Scratch. Scratch. Scratch.
Annoying, commonplace, and sometimes dangerous, the mosquito is one little creature that holds a familiar place in societies all across the globe. Without them, would a camping trip in the woods ever really be complete? They prey on the nearest blood they can discover, and more often than is desirable, this prey is found in both human and in animal form. Although many people think nothing of a little mosquito bite, mosquitoes do indeed cause an incredible amount of pain and sickness with their bites that are all too often seen as nothing more than an annoying itch.
Mosquitoes spread countless diseases through their bites. Their viruses affect 700 million people each year. Some of these diseases include well-known ones, such as West Nile Virus, Malaria, Dengue, and Yellow Fever. In fact, over one million people die each year from mosquito-born diseases. Although the large majority of these cases take place in the more tropical climates, modern travel has created a gateway for them to spread across the globe. One illness in particular that has been in the news quite frequently within the past couple years is of particular importance—Zika virus.
Zika virus has been gaining more and more attention in the more recent months as it has been spreading to new parts of the world. This illness, first identified in Africa in the 1940s when monkeys contracted it, is another one that is spread mainly through the bite of infected mosquitoes. Although the symptoms, such as a rashes and joint pains, of this disease are oftentimes harmless, this illness has been identified as being the culprit of fatal birth defects in the babies whose mothers suffered from Zika during pregnancy. Clearly, this virus is extremely dangerous for expecting mothers.

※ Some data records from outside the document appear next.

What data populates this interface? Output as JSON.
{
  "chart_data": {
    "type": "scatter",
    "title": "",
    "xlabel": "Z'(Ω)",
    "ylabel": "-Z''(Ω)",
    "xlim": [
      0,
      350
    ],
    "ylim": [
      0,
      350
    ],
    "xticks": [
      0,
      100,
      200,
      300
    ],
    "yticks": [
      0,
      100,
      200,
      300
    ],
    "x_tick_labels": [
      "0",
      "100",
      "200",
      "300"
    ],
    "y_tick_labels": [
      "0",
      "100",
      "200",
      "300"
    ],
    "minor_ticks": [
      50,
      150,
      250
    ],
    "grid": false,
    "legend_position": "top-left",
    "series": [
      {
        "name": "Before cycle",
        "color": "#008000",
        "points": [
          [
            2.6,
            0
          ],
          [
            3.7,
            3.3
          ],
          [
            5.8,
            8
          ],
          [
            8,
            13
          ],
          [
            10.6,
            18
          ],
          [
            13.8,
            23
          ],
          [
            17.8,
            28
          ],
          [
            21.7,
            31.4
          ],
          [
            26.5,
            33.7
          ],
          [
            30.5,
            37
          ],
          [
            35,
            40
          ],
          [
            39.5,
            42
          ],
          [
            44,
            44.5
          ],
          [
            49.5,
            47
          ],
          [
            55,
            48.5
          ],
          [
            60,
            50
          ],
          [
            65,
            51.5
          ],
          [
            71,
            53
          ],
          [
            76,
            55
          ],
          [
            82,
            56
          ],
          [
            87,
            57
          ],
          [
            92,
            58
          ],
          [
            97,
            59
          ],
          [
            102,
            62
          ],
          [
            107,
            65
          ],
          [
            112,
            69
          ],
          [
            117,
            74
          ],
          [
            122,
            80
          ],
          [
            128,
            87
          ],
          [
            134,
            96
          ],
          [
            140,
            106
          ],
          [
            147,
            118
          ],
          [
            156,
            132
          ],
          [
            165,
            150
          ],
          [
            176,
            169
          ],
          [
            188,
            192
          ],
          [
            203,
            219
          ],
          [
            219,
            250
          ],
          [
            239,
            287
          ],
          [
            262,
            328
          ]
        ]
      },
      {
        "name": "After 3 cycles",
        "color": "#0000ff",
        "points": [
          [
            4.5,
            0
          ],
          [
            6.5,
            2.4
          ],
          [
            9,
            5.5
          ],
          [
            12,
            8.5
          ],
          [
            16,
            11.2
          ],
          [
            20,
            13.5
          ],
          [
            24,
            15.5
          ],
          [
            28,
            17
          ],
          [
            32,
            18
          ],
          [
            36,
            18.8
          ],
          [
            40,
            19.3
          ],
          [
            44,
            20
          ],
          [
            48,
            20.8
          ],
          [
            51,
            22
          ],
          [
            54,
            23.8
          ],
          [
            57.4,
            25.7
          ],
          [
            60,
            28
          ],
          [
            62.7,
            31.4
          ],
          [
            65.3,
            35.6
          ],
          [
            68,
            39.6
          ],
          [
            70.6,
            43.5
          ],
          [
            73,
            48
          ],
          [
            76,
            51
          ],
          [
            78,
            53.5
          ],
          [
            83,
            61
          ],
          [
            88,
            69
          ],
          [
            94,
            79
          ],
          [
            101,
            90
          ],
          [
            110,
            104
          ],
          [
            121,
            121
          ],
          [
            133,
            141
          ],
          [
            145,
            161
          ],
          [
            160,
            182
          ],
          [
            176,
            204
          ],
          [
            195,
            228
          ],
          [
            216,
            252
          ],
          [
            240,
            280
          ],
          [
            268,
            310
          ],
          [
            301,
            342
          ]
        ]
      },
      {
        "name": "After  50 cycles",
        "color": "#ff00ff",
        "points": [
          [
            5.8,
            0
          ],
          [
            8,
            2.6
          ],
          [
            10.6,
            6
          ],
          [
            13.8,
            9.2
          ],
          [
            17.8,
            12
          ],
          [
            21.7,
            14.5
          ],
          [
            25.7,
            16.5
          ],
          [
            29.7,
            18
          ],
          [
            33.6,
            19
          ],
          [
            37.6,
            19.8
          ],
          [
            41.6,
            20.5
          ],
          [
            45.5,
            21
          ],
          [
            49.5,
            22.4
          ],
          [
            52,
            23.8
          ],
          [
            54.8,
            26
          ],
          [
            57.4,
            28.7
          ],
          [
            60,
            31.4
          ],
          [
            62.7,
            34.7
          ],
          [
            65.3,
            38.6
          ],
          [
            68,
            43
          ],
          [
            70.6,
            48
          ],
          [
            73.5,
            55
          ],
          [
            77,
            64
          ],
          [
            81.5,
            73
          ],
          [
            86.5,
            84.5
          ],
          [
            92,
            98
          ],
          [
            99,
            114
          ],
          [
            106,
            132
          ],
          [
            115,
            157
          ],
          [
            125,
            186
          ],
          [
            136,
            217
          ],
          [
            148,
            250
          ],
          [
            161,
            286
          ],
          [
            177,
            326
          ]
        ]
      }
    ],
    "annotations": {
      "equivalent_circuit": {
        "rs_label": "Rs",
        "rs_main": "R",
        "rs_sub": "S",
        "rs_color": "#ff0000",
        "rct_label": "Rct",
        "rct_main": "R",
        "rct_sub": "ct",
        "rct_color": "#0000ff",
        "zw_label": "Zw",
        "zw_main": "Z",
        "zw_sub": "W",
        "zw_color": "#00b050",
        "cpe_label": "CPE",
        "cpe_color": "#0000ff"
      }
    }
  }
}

With these diseases in mind, consider exactly how mosquitoes accomplish their job of spreading them to such a large number of people each year. Although the mosquito’s limited life span varies from as short as four days to as long as one month, they lay their eggs by the hundreds. This explains why the entourage of these little insects is so overwhelming. The females, who are the ones to blame for the spreading of diseases since they are the only mosquitos who actually bite, prefer to lay their eggs on the surfaces of still water or damp earth. After the eggs are laid, they undergo the larva stage, during which the larva dwells in the water, coming to the surface for oxygen and eating small organisms for food. The larva sheds its skin four times during this phase. During the pupa stage, the mosquito rests, not feeding, and moves with the light. After the pupa stage, the mosquito reaches its adult stage and becomes equipped to exit its watery home. This is when their need for blood meals begins. Depending on the species, mosquitoes are prompted to feed either early in the morning or at dusk. The weather also plays a key factor in their desires to feed. Cloudy days and shade are especially inviting to some species, and other species travel miles to find the perfect meal.
When a mosquito digs into its prey, it injects its saliva into the victim. This only becomes dangerous to the victim when the mosquito is carrying a virus. Fortunately for the mosquito, its body has the ability to recognize this virus as a foreign element and automatically destroys it within a short amount of time. Thus, the mosquito remains unharmed by the virus that it has now transferred to the human or animal by way of saliva. The mosquito must bite the victim while it is actually infected with the virus and before its body destroys it. Since the time frame for this to be accomplished is rather limited, the mosquito that is virus-free today may have been carrying a virus such as Zika yesterday.
Being aware of the dangerous consequences that mosquito bites have on both animals and humans instills a desire to take precautions against allowing these insects to prevail. One way to take precaution is to try to limit their breeding grounds. Frequently changing the water in garden fountains and birdbaths, flushing out standing water, and having proper irrigation systems are a few ways that people can help control the mosquito population around their homes. Additionally, homeowners can cut down any weeds or tall grasses that grow close to the foundation of their homes, and mosquito traps are readily available, as well, for summer nights outside.
If one plans to be spending any time outside when these factors cannot be eliminated, mosquito repellent is the best option, especially at dusk or around any damp areas. Mosquitoes remain well-known creatures whose itchy bites are annoying, but people must be careful to take needed precautions against mosquito bites that can sometimes be so dangerous.